А тот большой мужчина, швырнув айзсарга на землю, распрямился и подошел вплотную к загону. Теперь все увидели, что это командир-пограничник. Многие женщины запричитали и, всхлипывая от радости, потянули к нему руки.
— Спаситель наш! Спаситель!
— Успокойтесь, — негромко сказал по-латышски командир. — Где остальной конвой?
— Андрюша! — вскрикнула Мария и кинулась, расталкивая толпу, к изгороди. — Андрюша!
— Маня, ты? Тише только. Тише. Где конвоиры?
— Вон там, — показала Мария на темневшую недалеко усадьбу. — Туда ушли спать.
— Ясно, — ответил Андрей и, сказав появившемуся рядом с ним сержанту: «Действуйте», обратился к людям, запертым в загоне: — Свободны все. Мужчины, готовые драться, останьтесь. Оружие мы дадим.
А Мария лезла через изгородь к нему, и Андрей поднял ее на руки и прижал к себе.
— Какая ты худая!
Он хотел спросить о дочери и сыновьях, но побоялся. Он ждал, что скажет Мария. А она, уткнувшись ему в грудь, пахнущую порохом, пылью, потом и ружейным маслом, подавляла в себе рыдания.
Загон редел. Освобожденные один за другим исчезали в темноте, и только десятка два мужчин столпились на лужайке, ожидая приказания пограничника. А Барканов никак не решался поставить на землю Марию. Ждал, когда она заговорит. В это время подошел капитан Хохлачев. Увидев Марию, воскликнул:
— Мария Петровна?! Вы?! Как же так? А дети?
Мария зарыдала. Хохлачев, смущенно проговорив: «Да, дела», направился к добровольцам. Он предупредил их, что предстоит тяжелая борьба и кто не готов к ней, может уйти. Тем, кто остался, выдавал оружие, расспрашивая, кто откуда эвакуировался, — делал он все, как положено делать командиру, принимавшему пополнение, но нет-нет да и оглядывался на Андрея и Марию.

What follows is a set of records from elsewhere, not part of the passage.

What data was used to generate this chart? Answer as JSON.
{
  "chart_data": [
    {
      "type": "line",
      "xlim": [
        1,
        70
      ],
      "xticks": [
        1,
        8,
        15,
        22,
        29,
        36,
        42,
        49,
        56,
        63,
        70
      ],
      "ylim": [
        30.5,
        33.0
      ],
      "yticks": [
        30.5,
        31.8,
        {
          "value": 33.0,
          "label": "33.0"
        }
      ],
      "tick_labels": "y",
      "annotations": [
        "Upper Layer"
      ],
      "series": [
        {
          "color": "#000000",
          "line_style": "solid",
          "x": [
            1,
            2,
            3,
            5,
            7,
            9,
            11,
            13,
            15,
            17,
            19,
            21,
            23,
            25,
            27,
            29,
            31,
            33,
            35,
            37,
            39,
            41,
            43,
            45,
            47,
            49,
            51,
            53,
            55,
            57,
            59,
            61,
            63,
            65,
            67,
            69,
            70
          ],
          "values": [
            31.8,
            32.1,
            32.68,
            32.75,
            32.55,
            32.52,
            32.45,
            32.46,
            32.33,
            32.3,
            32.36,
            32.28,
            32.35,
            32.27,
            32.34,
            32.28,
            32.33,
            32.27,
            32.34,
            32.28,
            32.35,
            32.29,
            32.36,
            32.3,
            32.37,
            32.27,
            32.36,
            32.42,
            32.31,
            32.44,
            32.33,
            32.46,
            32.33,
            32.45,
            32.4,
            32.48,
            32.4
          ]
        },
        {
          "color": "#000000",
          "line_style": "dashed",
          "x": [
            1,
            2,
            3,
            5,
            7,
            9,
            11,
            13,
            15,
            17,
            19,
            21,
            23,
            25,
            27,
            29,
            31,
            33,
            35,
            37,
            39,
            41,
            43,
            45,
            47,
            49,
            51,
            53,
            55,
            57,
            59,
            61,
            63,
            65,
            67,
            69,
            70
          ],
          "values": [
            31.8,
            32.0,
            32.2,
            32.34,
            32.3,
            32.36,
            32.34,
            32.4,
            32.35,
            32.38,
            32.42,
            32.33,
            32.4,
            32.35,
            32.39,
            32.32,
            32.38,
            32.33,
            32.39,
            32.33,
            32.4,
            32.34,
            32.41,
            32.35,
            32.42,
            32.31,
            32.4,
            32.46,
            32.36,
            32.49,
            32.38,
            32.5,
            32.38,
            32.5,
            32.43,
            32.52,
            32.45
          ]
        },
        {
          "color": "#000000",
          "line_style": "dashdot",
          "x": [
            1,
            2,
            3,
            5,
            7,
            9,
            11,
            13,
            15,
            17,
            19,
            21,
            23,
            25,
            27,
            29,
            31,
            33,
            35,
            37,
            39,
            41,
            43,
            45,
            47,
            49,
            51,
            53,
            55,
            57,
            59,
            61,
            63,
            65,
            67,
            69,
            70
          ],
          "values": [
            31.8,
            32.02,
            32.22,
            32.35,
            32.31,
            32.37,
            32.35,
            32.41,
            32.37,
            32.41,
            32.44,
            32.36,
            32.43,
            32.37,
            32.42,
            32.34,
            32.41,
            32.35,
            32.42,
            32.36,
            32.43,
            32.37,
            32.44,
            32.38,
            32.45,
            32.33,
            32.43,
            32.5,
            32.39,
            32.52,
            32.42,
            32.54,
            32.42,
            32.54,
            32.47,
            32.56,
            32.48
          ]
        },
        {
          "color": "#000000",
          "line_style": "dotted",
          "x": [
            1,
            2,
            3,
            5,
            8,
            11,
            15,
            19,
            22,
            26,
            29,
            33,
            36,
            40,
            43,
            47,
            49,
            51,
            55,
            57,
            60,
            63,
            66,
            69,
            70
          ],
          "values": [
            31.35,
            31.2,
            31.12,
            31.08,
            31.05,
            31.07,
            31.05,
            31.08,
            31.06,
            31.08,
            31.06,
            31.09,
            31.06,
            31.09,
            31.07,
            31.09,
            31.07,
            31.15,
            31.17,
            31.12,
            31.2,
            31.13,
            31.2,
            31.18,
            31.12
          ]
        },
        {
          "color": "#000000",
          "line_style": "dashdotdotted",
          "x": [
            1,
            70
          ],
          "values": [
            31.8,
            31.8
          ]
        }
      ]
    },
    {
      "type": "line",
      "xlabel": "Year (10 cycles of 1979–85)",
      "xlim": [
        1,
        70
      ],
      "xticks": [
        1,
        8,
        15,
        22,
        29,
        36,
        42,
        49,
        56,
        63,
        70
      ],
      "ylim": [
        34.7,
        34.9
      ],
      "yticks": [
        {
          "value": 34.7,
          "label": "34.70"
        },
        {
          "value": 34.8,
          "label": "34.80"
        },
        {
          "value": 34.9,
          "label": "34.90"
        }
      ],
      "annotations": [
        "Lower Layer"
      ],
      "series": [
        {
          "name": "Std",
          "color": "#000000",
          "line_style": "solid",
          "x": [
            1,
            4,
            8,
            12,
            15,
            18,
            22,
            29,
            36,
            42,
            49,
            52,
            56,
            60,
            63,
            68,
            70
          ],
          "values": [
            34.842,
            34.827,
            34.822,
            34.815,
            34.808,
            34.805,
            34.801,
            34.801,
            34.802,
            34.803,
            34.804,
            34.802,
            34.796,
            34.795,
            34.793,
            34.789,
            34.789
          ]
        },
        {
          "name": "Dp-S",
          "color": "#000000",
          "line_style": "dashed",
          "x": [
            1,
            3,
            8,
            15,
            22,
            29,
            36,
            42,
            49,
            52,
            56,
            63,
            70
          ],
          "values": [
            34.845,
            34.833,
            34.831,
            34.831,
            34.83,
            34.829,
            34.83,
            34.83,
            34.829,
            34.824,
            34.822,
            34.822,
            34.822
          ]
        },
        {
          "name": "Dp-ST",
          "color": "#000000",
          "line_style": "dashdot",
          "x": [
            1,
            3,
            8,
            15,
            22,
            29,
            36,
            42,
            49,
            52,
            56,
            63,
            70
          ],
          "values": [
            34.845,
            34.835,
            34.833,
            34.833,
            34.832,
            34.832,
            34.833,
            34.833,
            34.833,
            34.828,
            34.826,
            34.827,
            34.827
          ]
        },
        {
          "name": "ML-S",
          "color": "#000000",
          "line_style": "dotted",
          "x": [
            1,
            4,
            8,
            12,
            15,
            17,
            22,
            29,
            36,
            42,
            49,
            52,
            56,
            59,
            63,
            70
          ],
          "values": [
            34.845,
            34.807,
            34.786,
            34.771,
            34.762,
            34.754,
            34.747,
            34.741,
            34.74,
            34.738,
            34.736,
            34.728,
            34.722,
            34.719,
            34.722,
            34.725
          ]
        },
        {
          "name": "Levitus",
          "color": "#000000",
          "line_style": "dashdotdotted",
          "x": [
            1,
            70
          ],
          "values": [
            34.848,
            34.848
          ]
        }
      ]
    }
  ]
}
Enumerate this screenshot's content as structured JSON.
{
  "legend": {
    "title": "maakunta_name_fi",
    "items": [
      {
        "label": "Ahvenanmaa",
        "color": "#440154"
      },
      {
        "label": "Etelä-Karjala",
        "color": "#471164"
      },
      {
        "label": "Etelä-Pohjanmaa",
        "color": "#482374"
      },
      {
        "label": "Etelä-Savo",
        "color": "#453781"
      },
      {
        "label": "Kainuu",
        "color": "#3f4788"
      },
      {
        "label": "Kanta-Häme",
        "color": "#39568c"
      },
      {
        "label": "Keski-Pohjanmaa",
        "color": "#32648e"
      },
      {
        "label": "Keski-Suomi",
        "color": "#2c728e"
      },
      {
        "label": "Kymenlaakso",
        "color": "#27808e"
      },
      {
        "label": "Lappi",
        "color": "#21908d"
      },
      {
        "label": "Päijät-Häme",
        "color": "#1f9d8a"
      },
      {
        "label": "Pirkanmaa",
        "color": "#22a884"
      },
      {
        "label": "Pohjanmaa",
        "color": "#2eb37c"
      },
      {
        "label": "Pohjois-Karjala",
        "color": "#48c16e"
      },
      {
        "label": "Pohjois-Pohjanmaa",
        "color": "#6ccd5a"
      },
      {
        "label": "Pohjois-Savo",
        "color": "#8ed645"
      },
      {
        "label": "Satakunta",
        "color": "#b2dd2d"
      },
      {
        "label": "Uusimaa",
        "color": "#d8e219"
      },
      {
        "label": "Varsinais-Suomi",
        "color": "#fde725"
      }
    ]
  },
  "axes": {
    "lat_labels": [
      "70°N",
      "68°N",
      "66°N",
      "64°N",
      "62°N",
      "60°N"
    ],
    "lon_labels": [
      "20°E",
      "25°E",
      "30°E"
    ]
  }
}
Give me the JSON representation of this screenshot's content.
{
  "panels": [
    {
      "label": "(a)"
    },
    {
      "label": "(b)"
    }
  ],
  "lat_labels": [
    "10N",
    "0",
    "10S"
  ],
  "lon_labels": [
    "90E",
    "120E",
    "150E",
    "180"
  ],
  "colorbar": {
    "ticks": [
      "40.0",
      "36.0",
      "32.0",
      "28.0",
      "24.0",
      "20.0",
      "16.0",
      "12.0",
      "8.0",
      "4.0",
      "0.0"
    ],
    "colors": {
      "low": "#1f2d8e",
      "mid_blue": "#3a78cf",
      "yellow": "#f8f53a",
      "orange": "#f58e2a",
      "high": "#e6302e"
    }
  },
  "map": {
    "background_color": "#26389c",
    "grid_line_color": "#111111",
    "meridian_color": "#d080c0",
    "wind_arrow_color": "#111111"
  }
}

Мария все еще не могла осмелиться заговорить о детях. Все эти дни она проклинала себя за то, что не послушала Андрея и не уехала к родителям; в гибели сыновей и дочери (она теперь почти не надеялась, что Витя и Женя остались невредимы) винила только себя и сейчас страшилась упрека мужа. Она была бы рада, сжавшись вот так в комочек, забыться. Но трудно было молчать, и Мария попросила:
— Пусти меня, Андрюша.
А когда он поставил ее на землю, опустилась на колени и припала губами к его руке:
— Прости, Андрюша, меня! Нет детей у нас! Нет!
— Ты что, Маня?! — воскликнул Андрей, подхватив ее на руки. — Ты что? — прижал ее, рыдающую, к груди и попросил: — Успокойся. Расскажи все, как было.
С трудом подавив рыдание, Мария почти шепотом рассказала о том, как бросил ее на дороге Эрземберг, как шла она, шла долго, пока не обессилела совсем, и тогда ее, почти потерявшую сознание, подобрал грузовик. Ее накормили, но молоко больше не появлялось. Женщины, ехавшие в кузове, сделали соску из хлебного мякиша и попросили шофера завернуть в какую-нибудь усадьбу за молоком, но достать молока не удалось: машину остановили немцы и айзсарги и приказали вылезать. Водителя, который, ударив фашиста заводной ручкой, пытался скрыться в лесу, застрелили.